KAI Kembali Layani Masyarakat dengan KA Reguler

SEMARANG, Jagaberita.com – PT Kereta Api Indonesia (Persero) kembali mengoperasikan KA Jarak Jauh dan KA Lokal Reguler secara bertahap untuk melayani masyarakat mulai 12 Juni 2020.

“Kami mengoperasikan kembali perjalanan KA reguler sebagai komitmen KAI untuk melayani masyarakat yang ingin bepergian keluar kota menggunakan kereta api,” kata Direktur Utama KAI Didiek Hartantyo.

Didiek menegaskan, pengoperasian kembali KA Reguler ini tetap diikuti dengan protokol pencegahan Covid-19 yang ketat untuk pencegahan penyebaran Covid-19 melalui transportasi kereta api.

Perjalanan kembali KA reguler ini mengacu pada Surat Edaran Gugus Tugas Percepatan Penanganan Covid-19 No 7 Tahun 2020 tentang Kriteria dan Persyaratan Perjalanan Orang dalam Masa Adaptasi Kebiasaan Baru Menuju Masyarakat Produktif dan Aman Covid-19. Dan Surat Edaran Ditjenka Kemenhub No 14 Tahun 2020 Tanggal 8 Juni 2020 tentang Pedoman dan Petunjuk Teknis Pengendalian Transportasi Perkeretaapian dalam Masa Adaptasi Kebiasaan Baru untuk Mencegah Penyebaran Covid-19.

Didiek menjelaskan, terdapat 14 KA Jarak Jauh dan 23 KA Lokal yang dijalankan kembali mulai 12 Juni 2020 untuk seluruh lapisan masyarakat yang ingin bepergian menggunakan kereta api.

“Kereta Api yang dioperasikan kembali pada tahap awal ini di antaranya kereta dari dan menuju stasiun Kiaracondong, Cirebon, Semarang Poncol, Purwokerto, Yogyakarta, Solo Balapan, Madiun, Surabaya Gubeng, Jember, Ketapang, dan berbagai stasiun lainnya sesuai jadwal perjalanan KA Reguler yang beroperasi,” paparnya.

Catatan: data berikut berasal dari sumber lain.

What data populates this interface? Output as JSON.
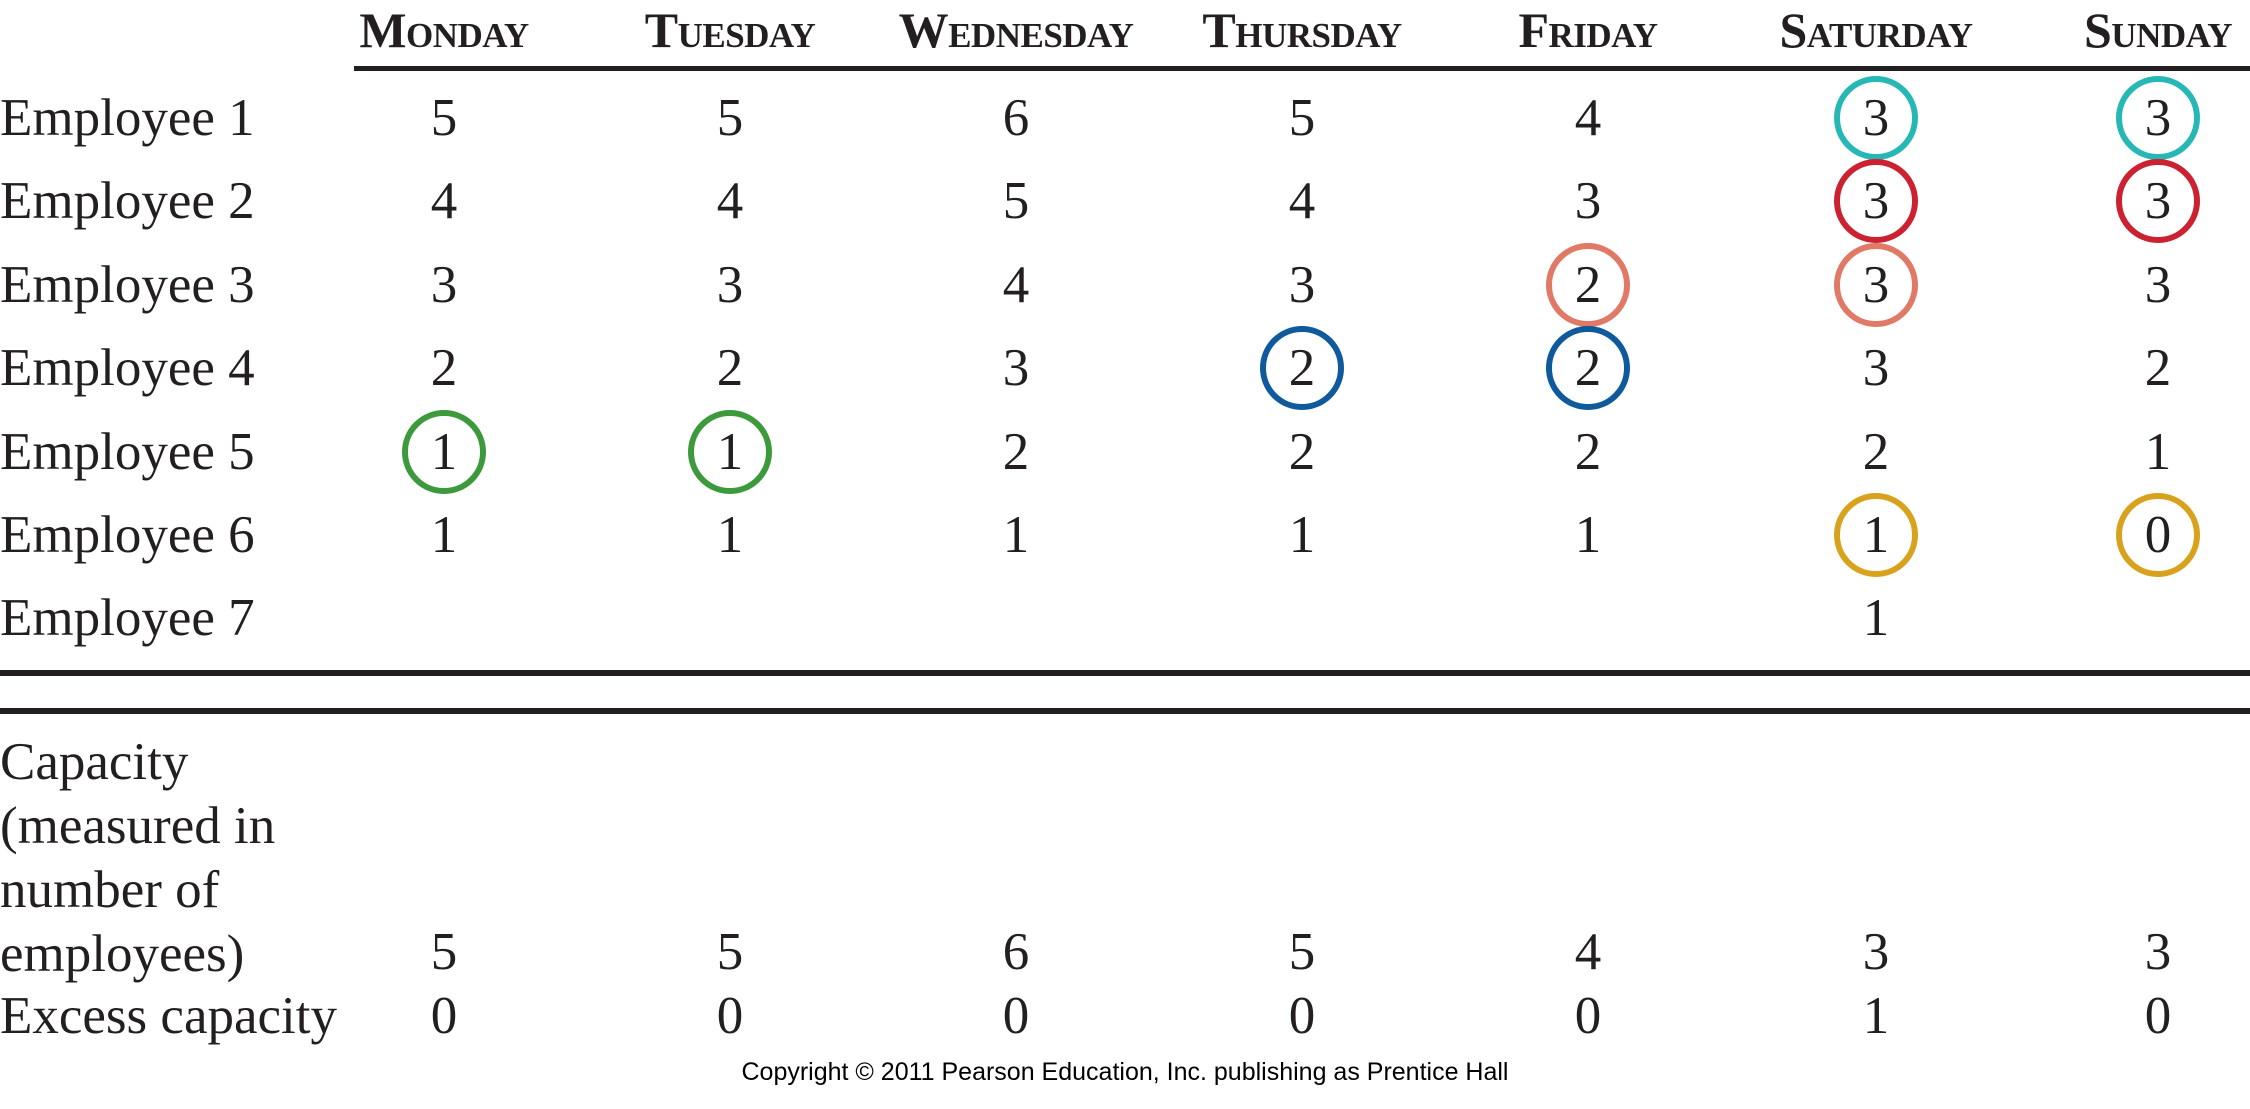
{
  "days": [
    "Monday",
    "Tuesday",
    "Wednesday",
    "Thursday",
    "Friday",
    "Saturday",
    "Sunday"
  ],
  "employees": [
    {
      "label": "Employee 1",
      "values": [
        "5",
        "5",
        "6",
        "5",
        "4",
        "3",
        "3"
      ],
      "circled": [
        null,
        null,
        null,
        null,
        null,
        "teal",
        "teal"
      ]
    },
    {
      "label": "Employee 2",
      "values": [
        "4",
        "4",
        "5",
        "4",
        "3",
        "3",
        "3"
      ],
      "circled": [
        null,
        null,
        null,
        null,
        null,
        "red",
        "red"
      ]
    },
    {
      "label": "Employee 3",
      "values": [
        "3",
        "3",
        "4",
        "3",
        "2",
        "3",
        "3"
      ],
      "circled": [
        null,
        null,
        null,
        null,
        "salmon",
        "salmon",
        null
      ]
    },
    {
      "label": "Employee 4",
      "values": [
        "2",
        "2",
        "3",
        "2",
        "2",
        "3",
        "2"
      ],
      "circled": [
        null,
        null,
        null,
        "blue",
        "blue",
        null,
        null
      ]
    },
    {
      "label": "Employee 5",
      "values": [
        "1",
        "1",
        "2",
        "2",
        "2",
        "2",
        "1"
      ],
      "circled": [
        "green",
        "green",
        null,
        null,
        null,
        null,
        null
      ]
    },
    {
      "label": "Employee 6",
      "values": [
        "1",
        "1",
        "1",
        "1",
        "1",
        "1",
        "0"
      ],
      "circled": [
        null,
        null,
        null,
        null,
        null,
        "gold",
        "gold"
      ]
    },
    {
      "label": "Employee 7",
      "values": [
        "",
        "",
        "",
        "",
        "",
        "1",
        ""
      ],
      "circled": [
        null,
        null,
        null,
        null,
        null,
        null,
        null
      ]
    }
  ],
  "capacity": {
    "label_lines": [
      "Capacity",
      "(measured in",
      "number of",
      "employees)"
    ],
    "values": [
      "5",
      "5",
      "6",
      "5",
      "4",
      "3",
      "3"
    ]
  },
  "excess": {
    "label": "Excess capacity",
    "values": [
      "0",
      "0",
      "0",
      "0",
      "0",
      "1",
      "0"
    ]
  },
  "ring_colors": {
    "teal": "#27b8b6",
    "red": "#cc2131",
    "salmon": "#e07a66",
    "blue": "#0e5a9c",
    "green": "#3c9a3c",
    "gold": "#d9a21c"
  },
  "copyright": "Copyright © 2011 Pearson Education, Inc. publishing as Prentice Hall"
}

Khusus untuk KA Lokal yang dijalankan mulai 12 Juni, merupakan penambahan frekuensi perjalanan pada KA KA yang saat ini sudah beroperasi.

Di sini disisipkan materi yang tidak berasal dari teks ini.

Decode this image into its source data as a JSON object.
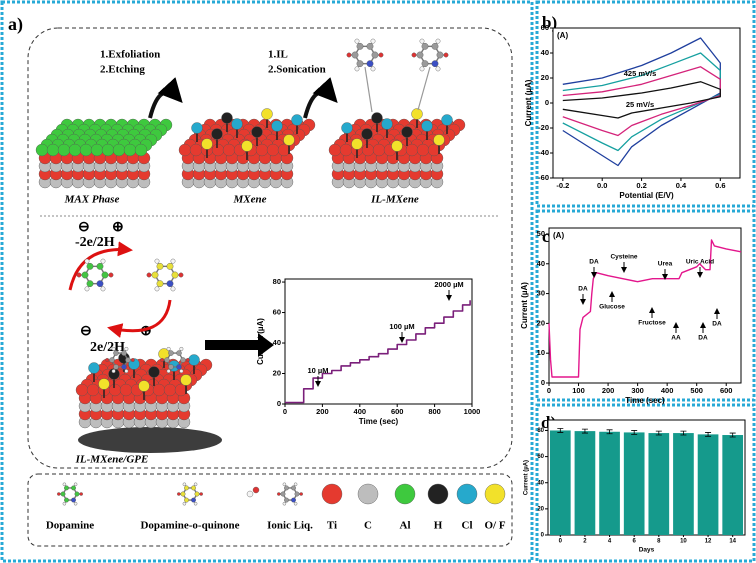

“Tiket dapat dipesan secara online melalui aplikasi KAI Access dan channel online lainnya mulai H-7 keberangkatan KA. Sedangkan penjualan tiket di loket stasiun dilayani mulai 3 jam sebelum jadwal keberangkatan KA,” ungkapnya.

Pada tahap awal, KAI hanya menjual tiket 70% dari kapasitas tempat duduk yang tersedia. Tujuannya untuk menjaga jarak antar penumpang selama dalam perjalanan. Khusus bagi penumpang dengan usia di atas 50 tahun, petugas akan mengatur tempat duduknya saat dalam perjalanan sehingga tidak bersebelahan dengan penumpang lain.

Khusus untuk perjalanan KA Jarak Jauh penumpang diharuskan mengenakan Face Shield yang disediakan oleh KAI selama dalam perjalanan hingga meninggalkan area stasiun tujuan. 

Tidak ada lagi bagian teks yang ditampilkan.